For instance in the proposed docstring for the embedded io.Writer interface you wrote:

// It panics if called after Read.

I think this would be a place where it would be beneficial to point to the clone helper to support the interleaved read/write use-case workaround from the spiffyxof example.

gabyhelp commented 2 months ago

Related Issues and Documentation

(Emoji vote if this was helpful or unhelpful; more detailed feedback welcome in this discussion.)

FiloSottile commented 2 months ago

Also sounds reasonable to me but is it necessary/preferred to split the proposal to add the XOF interface from the proposal to support cloning helpers?

I didn't want to condition hash.XOF on hash.Clone and vice-versa. If hash.XOF is accepted but hash.Clone is not, having hash.CloneXOF would be weird, so I tied hash.CloneXOF to hash.Clone. XOFs can still be cloned by dropping down to the underlying implementation, like in the spiffyxof example. (Actually, calling the underlying Clone reads better because it involves no error handling.)

seankhliao commented 2 months ago

The interface is fairly generic, I think bytes.Buffer would also satisfy it?

FiloSottile commented 2 months ago

The interface is fairly generic, I think bytes.Buffer would also satisfy it?

Yes, agreed. I'm afraid we have to either make it generic like this, or lose ShakeHash and blake2.XOF compatibility, since we can't expand those because they are interfaces, not concrete types.

FiloSottile commented 1 month ago

Had some time to stew over this. New proposal, with a BlockSize method to make it more specific.

package hash

type XOF interface {
    // Write absorbs more data into the XOF's state.
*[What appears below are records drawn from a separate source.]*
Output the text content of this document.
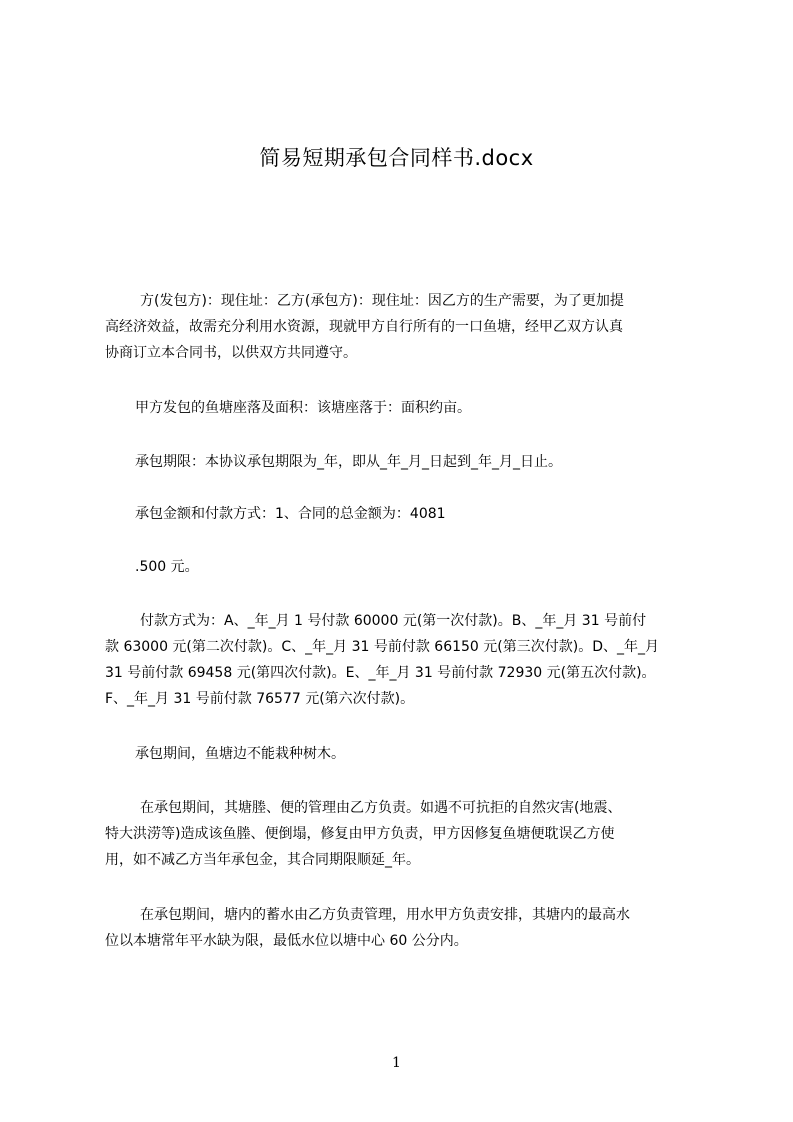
简易短期承包合同样书.docx
方(发包方)：现住址：乙方(承包方)：现住址：因乙方的生产需要，为了更加提
高经济效益，故需充分利用水资源，现就甲方自行所有的一口鱼塘，经甲乙双方认真
协商订立本合同书，以供双方共同遵守。
甲方发包的鱼塘座落及面积：该塘座落于：面积约亩。
承包期限：本协议承包期限为_年，即从_年_月_日起到_年_月_日止。
承包金额和付款方式：1、合同的总金额为：4081
.500 元。
付款方式为：A、_年_月 1 号付款 60000 元(第一次付款)。B、_年_月 31 号前付
款 63000 元(第二次付款)。C、_年_月 31 号前付款 66150 元(第三次付款)。D、_年_月
31 号前付款 69458 元(第四次付款)。E、_年_月 31 号前付款 72930 元(第五次付款)。
F、_年_月 31 号前付款 76577 元(第六次付款)。
承包期间，鱼塘边不能栽种树木。
在承包期间，其塘塍、便的管理由乙方负责。如遇不可抗拒的自然灾害(地震、
特大洪涝等)造成该鱼塍、便倒塌，修复由甲方负责，甲方因修复鱼塘便耽误乙方使
用，如不减乙方当年承包金，其合同期限顺延_年。
在承包期间，塘内的蓄水由乙方负责管理，用水甲方负责安排，其塘内的最高水
位以本塘常年平水缺为限，最低水位以塘中心 60 公分内。
1
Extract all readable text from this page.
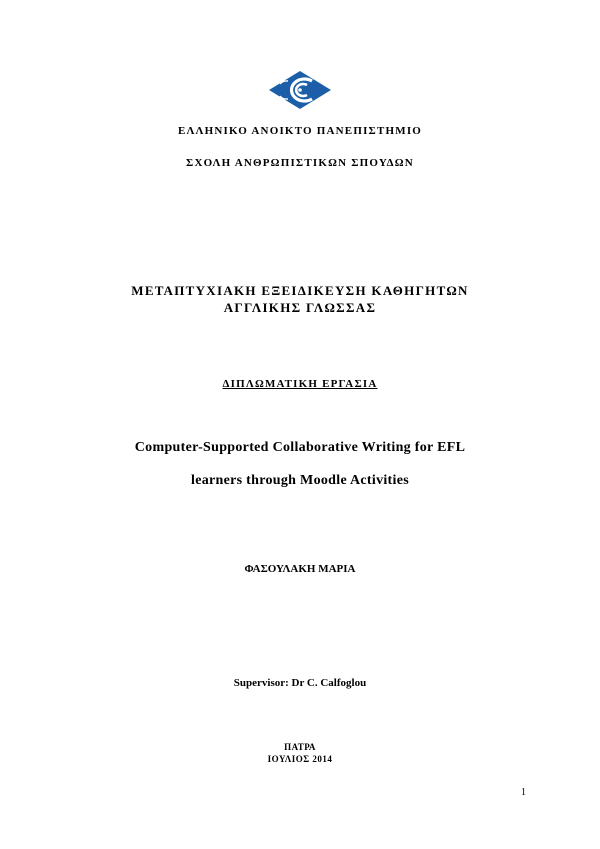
ΕΛΛΗΝΙΚΟ ΑΝΟΙΚΤΟ ΠΑΝΕΠΙΣΤΗΜΙΟ
ΣΧΟΛΗ ΑΝΘΡΩΠΙΣΤΙΚΩΝ ΣΠΟΥΔΩΝ
ΜΕΤΑΠΤΥΧΙΑΚΗ ΕΞΕΙΔΙΚΕΥΣΗ ΚΑΘΗΓΗΤΩΝ
ΑΓΓΛΙΚΗΣ ΓΛΩΣΣΑΣ
ΔΙΠΛΩΜΑΤΙΚΗ ΕΡΓΑΣΙΑ
Computer-Supported Collaborative Writing for EFL
learners through Moodle Activities
ΦΑΣΟΥΛΑΚΗ ΜΑΡΙΑ
Supervisor: Dr C. Calfoglou
ΠΑΤΡΑ
ΙΟΥΛΙΟΣ 2014
1
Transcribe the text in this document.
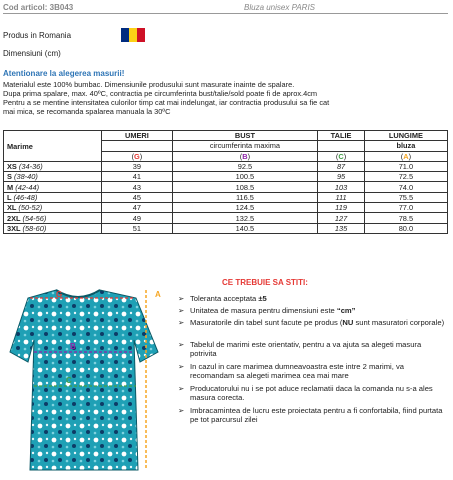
Cod articol: 3B043	Bluza unisex PARIS
Produs in Romania
Dimensiuni (cm)
Atentionare la alegerea masurii!
Materialul este 100% bumbac. Dimensiunile produsului sunt masurate inainte de spalare.
Dupa prima spalare, max. 40ºC, contractia pe circumferinta bust/talie/sold poate fi de aprox.4cm
Pentru a se mentine intensitatea culorilor timp cat mai indelungat, iar contractia produsului sa fie cat
mai mica, se recomanda spalarea manuala la 30ºC
Marime	UMERI	BUST	TALIE	LUNGIME
		circumferinta maxima		bluza
	(G)	(B)	(C)	(A)
XS (34-36)	39	92.5	87	71.0
S (38-40)	41	100.5	95	72.5
M (42-44)	43	108.5	103	74.0
L (46-48)	45	116.5	111	75.5
XL (50-52)	47	124.5	119	77.0
2XL (54-56)	49	132.5	127	78.5
3XL (58-60)	51	140.5	135	80.0
G
B
C
A
CE TREBUIE SA STITI:
➢ Toleranta acceptata ±5
➢ Unitatea de masura pentru dimensiuni este “cm”
➢ Masuratorile din tabel sunt facute pe produs (NU sunt masuratori corporale)
➢ Tabelul de marimi este orientativ, pentru a va ajuta sa alegeti masura potrivita
➢ In cazul in care marimea dumneavoastra este intre 2 marimi, va recomandam sa alegeti marimea cea mai mare
➢ Producatorului nu i se pot aduce reclamatii daca la comanda nu s-a ales masura corecta.
➢ Imbracamintea de lucru este proiectata pentru a fi confortabila, fiind purtata pe tot parcursul zilei
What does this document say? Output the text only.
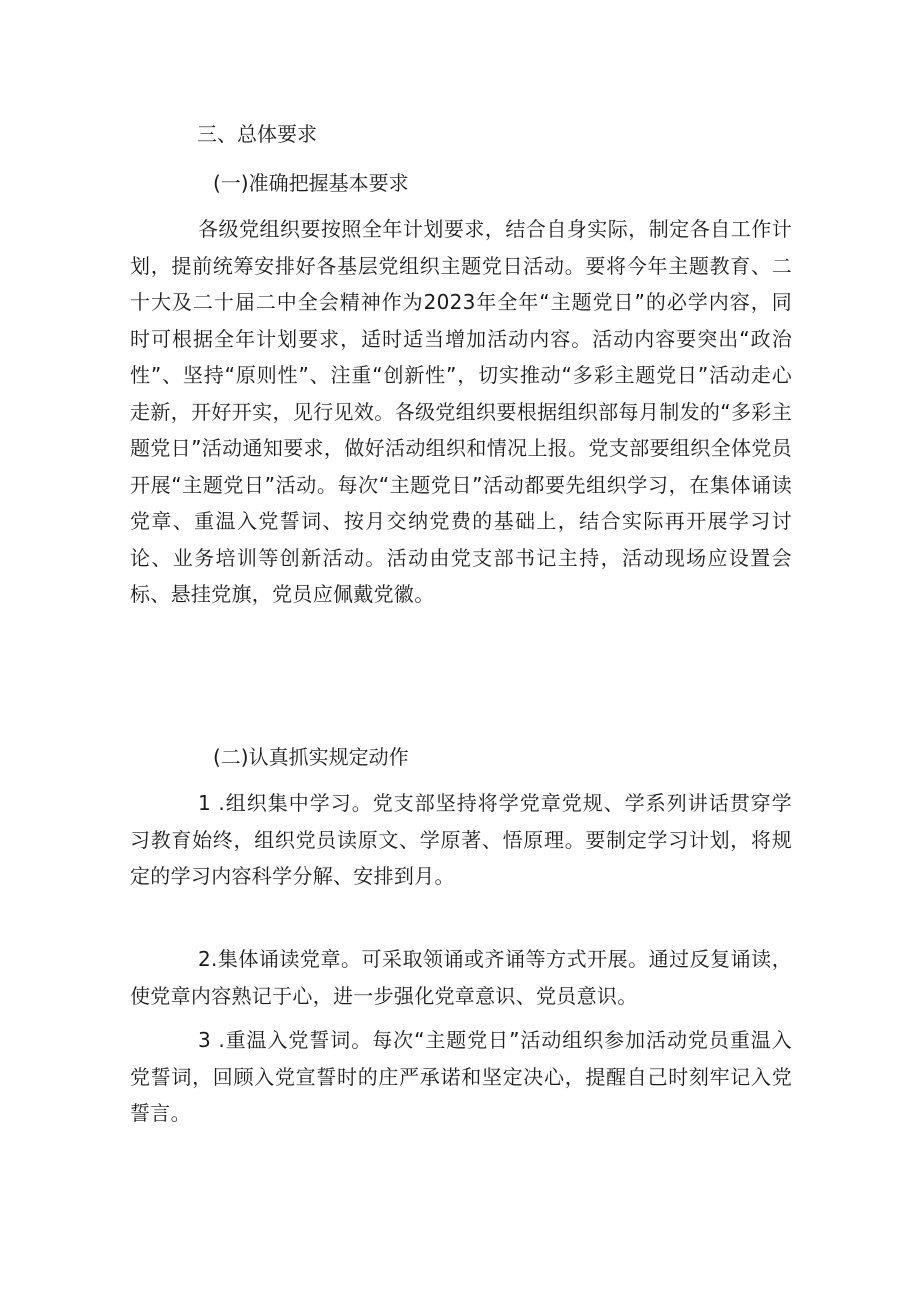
三、总体要求
(一)准确把握基本要求

各级党组织要按照全年计划要求，结合自身实际，制定各自工作计划，提前统筹安排好各基层党组织主题党日活动。要将今年主题教育、二十大及二十届二中全会精神作为2023年全年“主题党日”的必学内容，同时可根据全年计划要求，适时适当增加活动内容。活动内容要突出“政治性”、坚持“原则性”、注重“创新性”，切实推动“多彩主题党日”活动走心走新，开好开实，见行见效。各级党组织要根据组织部每月制发的“多彩主题党日”活动通知要求，做好活动组织和情况上报。党支部要组织全体党员开展“主题党日”活动。每次“主题党日”活动都要先组织学习，在集体诵读党章、重温入党誓词、按月交纳党费的基础上，结合实际再开展学习讨论、业务培训等创新活动。活动由党支部书记主持，活动现场应设置会标、悬挂党旗，党员应佩戴党徽。

(二)认真抓实规定动作

1 .组织集中学习。党支部坚持将学党章党规、学系列讲话贯穿学习教育始终，组织党员读原文、学原著、悟原理。要制定学习计划，将规定的学习内容科学分解、安排到月。

2.集体诵读党章。可采取领诵或齐诵等方式开展。通过反复诵读，使党章内容熟记于心，进一步强化党章意识、党员意识。

3 .重温入党誓词。每次“主题党日”活动组织参加活动党员重温入党誓词，回顾入党宣誓时的庄严承诺和坚定决心，提醒自己时刻牢记入党誓言。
It panics if called
    // after Read.
    io.Writer

    // Read reads more output from the XOF. It may return io.EOF if there
    // is a limit to the XOF output length.
    io.Reader

    // Reset resets the XOF to its initial state.
    Reset()

    // BlockSize returns the XOF's underlying block size.
    // The Write method must be able to accept any amount
    // of data, but it may operate more efficiently if all writes
    // are a multiple of the block size.
    BlockSize() int
}

This is a superset of blake2.XOF, but we can add a BlockSize method to the underlying implementation, and document that blake2.XOFs can be safely interface-upgraded to hash.XOF.

aclements commented 1 month ago

This proposal has been added to the active column of the proposals project and will now be reviewed at the weekly proposal review meetings.
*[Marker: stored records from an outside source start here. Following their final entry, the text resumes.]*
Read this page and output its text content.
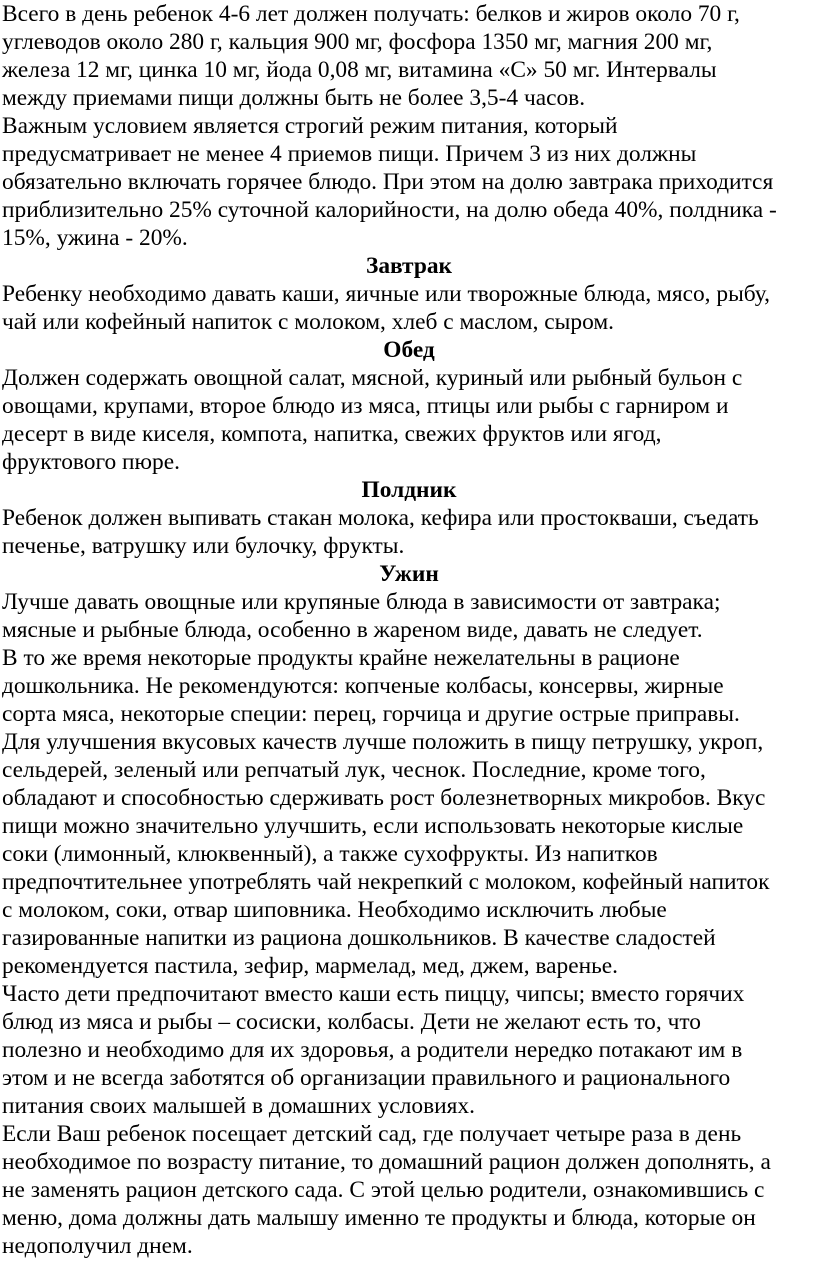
Всего в день ребенок 4-6 лет должен получать: белков и жиров около 70 г,
углеводов около 280 г, кальция 900 мг, фосфора 1350 мг, магния 200 мг,
железа 12 мг, цинка 10 мг, йода 0,08 мг, витамина «С» 50 мг. Интервалы
между приемами пищи должны быть не более 3,5-4 часов.
Важным условием является строгий режим питания, который
предусматривает не менее 4 приемов пищи. Причем 3 из них должны
обязательно включать горячее блюдо. При этом на долю завтрака приходится
приблизительно 25% суточной калорийности, на долю обеда 40%, полдника -
15%, ужина - 20%.
Завтрак
Ребенку необходимо давать каши, яичные или творожные блюда, мясо, рыбу,
чай или кофейный напиток с молоком, хлеб с маслом, сыром.
Обед
Должен содержать овощной салат, мясной, куриный или рыбный бульон с
овощами, крупами, второе блюдо из мяса, птицы или рыбы с гарниром и
десерт в виде киселя, компота, напитка, свежих фруктов или ягод,
фруктового пюре.
Полдник
Ребенок должен выпивать стакан молока, кефира или простокваши, съедать
печенье, ватрушку или булочку, фрукты.
Ужин
Лучше давать овощные или крупяные блюда в зависимости от завтрака;
мясные и рыбные блюда, особенно в жареном виде, давать не следует.
В то же время некоторые продукты крайне нежелательны в рационе
дошкольника. Не рекомендуются: копченые колбасы, консервы, жирные
сорта мяса, некоторые специи: перец, горчица и другие острые приправы.
Для улучшения вкусовых качеств лучше положить в пищу петрушку, укроп,
сельдерей, зеленый или репчатый лук, чеснок. Последние, кроме того,
обладают и способностью сдерживать рост болезнетворных микробов. Вкус
пищи можно значительно улучшить, если использовать некоторые кислые
соки (лимонный, клюквенный), а также сухофрукты. Из напитков
предпочтительнее употреблять чай некрепкий с молоком, кофейный напиток
с молоком, соки, отвар шиповника. Необходимо исключить любые
газированные напитки из рациона дошкольников. В качестве сладостей
рекомендуется пастила, зефир, мармелад, мед, джем, варенье.
Часто дети предпочитают вместо каши есть пиццу, чипсы; вместо горячих
блюд из мяса и рыбы – сосиски, колбасы. Дети не желают есть то, что
полезно и необходимо для их здоровья, а родители нередко потакают им в
этом и не всегда заботятся об организации правильного и рационального
питания своих малышей в домашних условиях.
Если Ваш ребенок посещает детский сад, где получает четыре раза в день
необходимое по возрасту питание, то домашний рацион должен дополнять, а
не заменять рацион детского сада. С этой целью родители, ознакомившись с
меню, дома должны дать малышу именно те продукты и блюда, которые он
недополучил днем.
FiloSottile commented 1 month ago

Depending how #69521 goes, we might decide to add a Clone method too. It would break compatibility with x/crypto/sha3 and x/crypto/blake2[bs] but at the end of the day we can say "use the new stdlib packages if you need the interface" given #65269. Like #69521, this is not urgent for Go 1.24 as long as it doesn't influence #69982.

aclements commented 3 weeks ago

Is XOF a well-known term? Could we use a more readable name like hash.Extendable?

rsc commented 2 weeks ago

Talked to @FiloSottile about this and we agreed to leave this for Go 1.25.
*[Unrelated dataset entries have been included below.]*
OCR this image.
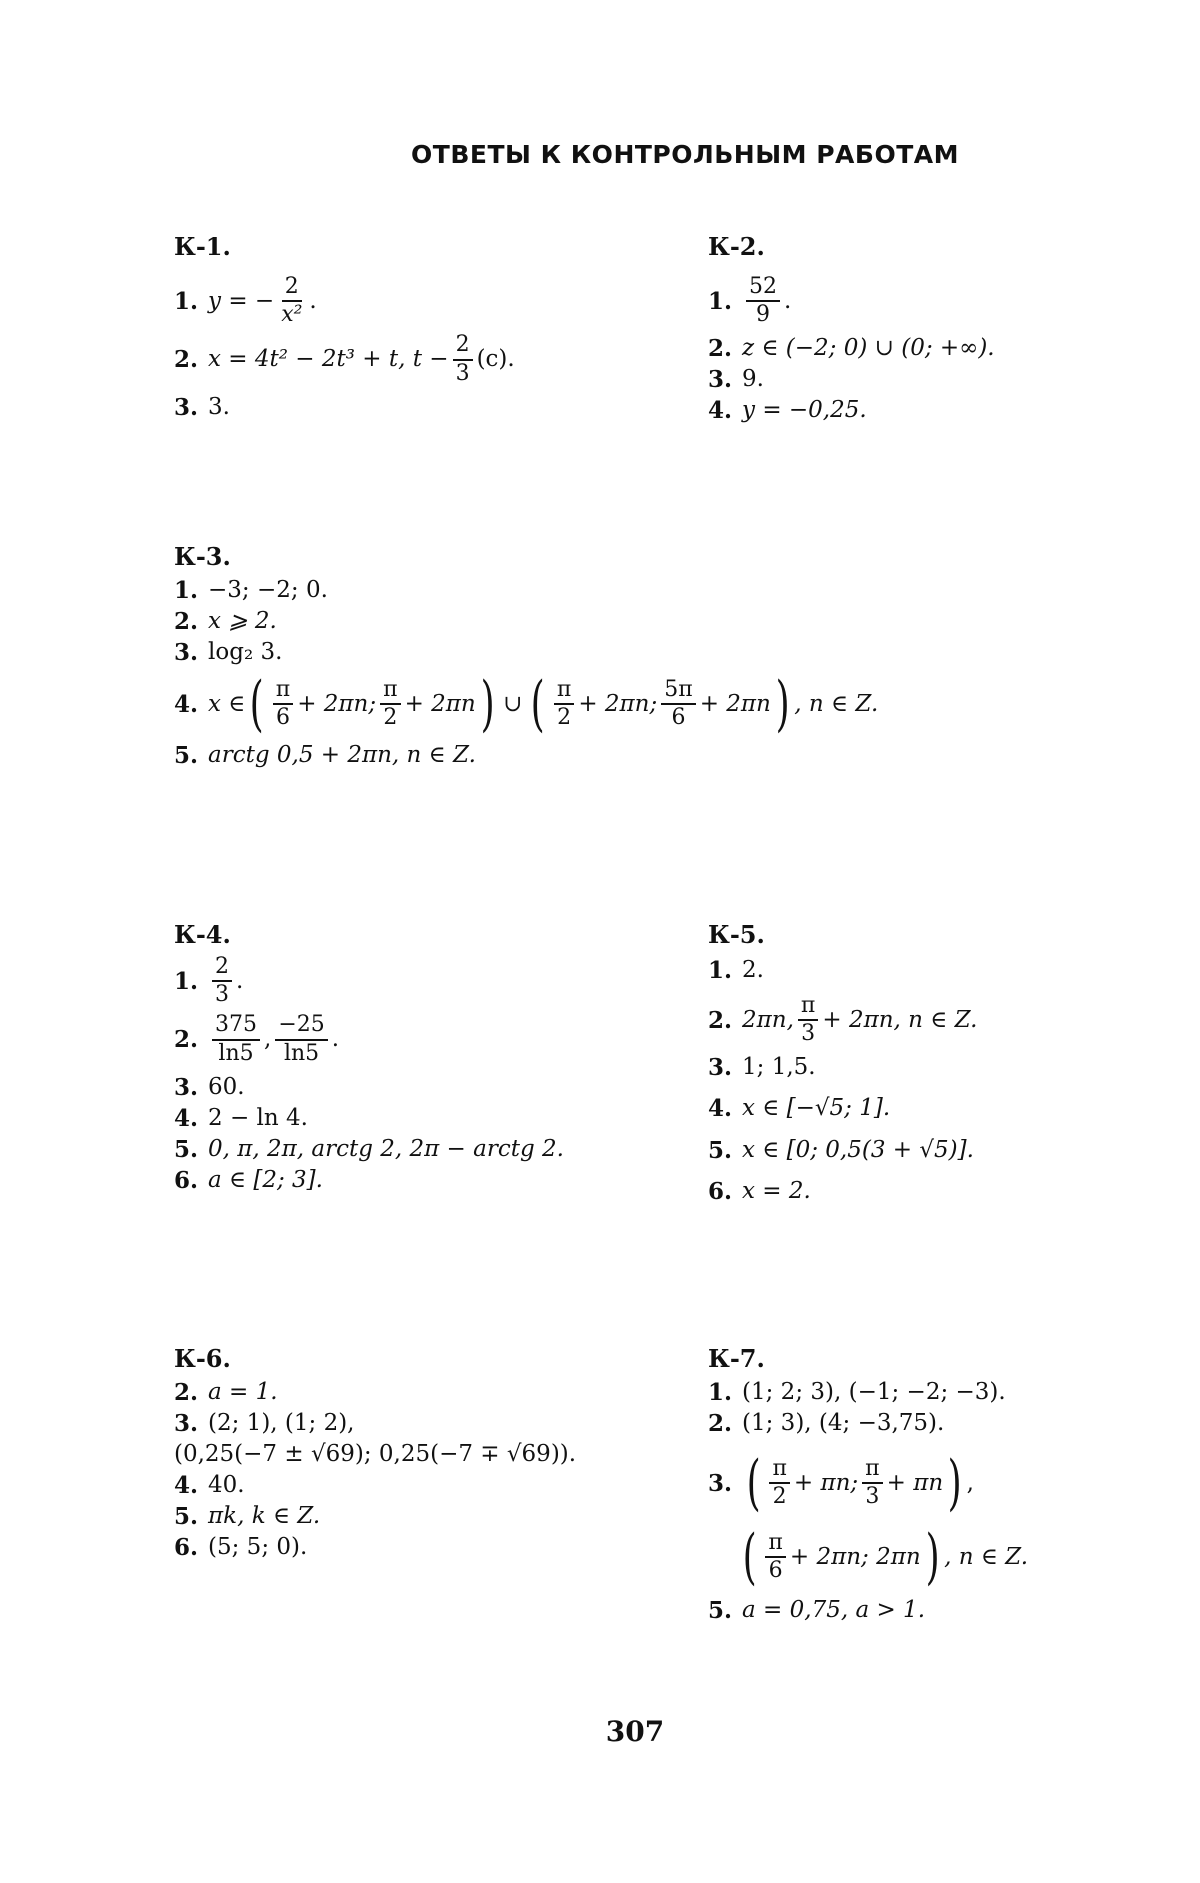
ОТВЕТЫ К КОНТРОЛЬНЫМ РАБОТАМ
К-1.
1. y = − $\frac{2}{\text{x²}}$ .
2. x = 4t² − 2t³ + t, $t - \frac{2}{3} (с)$.
3. 3.
К-2.
1. $\frac{52}{9}$ .
2. z ∈ (−2; 0) ∪ (0; +∞).
3. 9.
4. y = −0,25.
К-3.
1. −3; −2; 0.
2. x ⩾ 2.
3. log₂ 3.
4. x ∈ ( $\frac{\pi}{6} + 2\pi n$; $\frac{\pi}{2} + 2\pi n$ ) ∪ ( $\frac{\pi}{2} + 2\pi n$; $\frac{5\pi}{6} + 2\pi n$ ) , n ∈ Z.
5. arctg 0,5 + 2πn, n ∈ Z.
К-4.
1. $\frac{2}{3}$ .
2. $\frac{375}{\ln 5}$ , $\frac{-25}{\ln 5}$ .
3. 60.
4. 2 − ln 4.
5. 0, π, 2π, arctg 2, 2π − arctg 2.
6. a ∈ [2; 3].
К-5.
1. 2.
2. 2πn, $\frac{\pi}{3} + 2\pi n$, n ∈ Z.
3. 1; 1,5.
4. x ∈ [−√5; 1].
5. x ∈ [0; 0,5(3 + √5)].
6. x = 2.
К-6.
2. a = 1.
3. (2; 1), (1; 2),
(0,25(−7 ± √69); 0,25(−7 ∓ √69)).
4. 40.
5. πk, k ∈ Z.
6. (5; 5; 0).
К-7.
1. (1; 2; 3), (−1; −2; −3).
2. (1; 3), (4; −3,75).
3. ( $\frac{\pi}{2} + \pi n$; $\frac{\pi}{3} + \pi n$ ) ,
( $\frac{\pi}{6} + 2\pi n$; 2πn ) , n ∈ Z.
5. a = 0,75, a > 1.
307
aclements commented 5 days ago

Is XOF a well-known term? Could we use a more readable name like hash.Extendable?

Talked with @rolandshoemaker and it sounds like "XOF" is the industry-standard term for this, so we should probably stick with that.

Another question is, do we actually need a defined interface for this? It would be nice if we had some concrete consumers of this interface. On the other hand, this clearly parallels hash.Hash, which has many uses, so I don't think this is a big concern.